The Next Evolution in Voice Technology

January 23, 2021

With natural language processing, voice-to-speech technology becomes a reality, connecting people in an almost conversation-like fashion. But current voice-based computers don’t anticipate the complex subtleties of language.

Though Siri has the ability to recognize speech patterns, her voice itself mimics real human conversation as if it were an impromptu phrase of sentences thrown out to the wind from one person to another. True and useful, this technology could change the way humans communicate, but within a human-computer environment, Siri is still far away from realistic, child-like speech.

The speech-to-speech technology of the future will follow the principles and predictions of artificial intelligence: it will learn from the existing language, even the complex complexities, and comprehend them and base its own speech on it.

This technology is similar to the human language in its concepts and styles.
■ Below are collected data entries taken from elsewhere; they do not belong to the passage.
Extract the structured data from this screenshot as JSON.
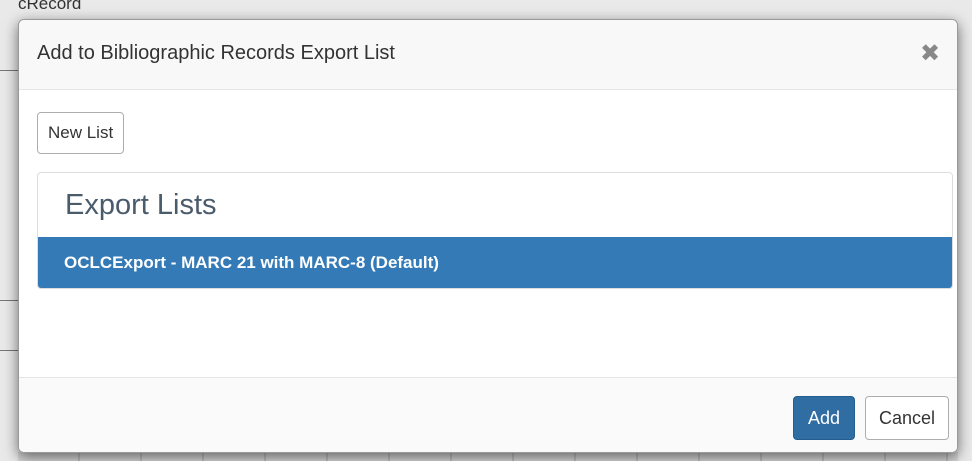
{
  "background": {
    "partial_text": "cRecord"
  },
  "modal": {
    "title": "Add to Bibliographic Records Export List",
    "close_icon": "close-icon",
    "new_list_label": "New List",
    "panel": {
      "heading": "Export Lists",
      "items": [
        {
          "label": "OCLCExport - MARC 21 with MARC-8 (Default)",
          "selected": true
        }
      ]
    },
    "footer": {
      "add_label": "Add",
      "cancel_label": "Cancel"
    }
  },
  "colors": {
    "accent": "#337ab7",
    "primary_button": "#2f6da3"
  }
}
When person and computer communicate through human-language conversations, we intuitively figure out how to communicate and avoid conflict. In this case, human-language languages are the foundations of the technology. We interpret the human language in our English and other languages, not the other way around. We listen to the communication and identify the correct grammar and vocabulary without having to practice for a long time.

Within the next ten years, with the growing advancement of this kind of technology, it is possible that this kind of communication will be human-like in its meaning and the quality of its communication, with machine-like voice and machine-like grammar.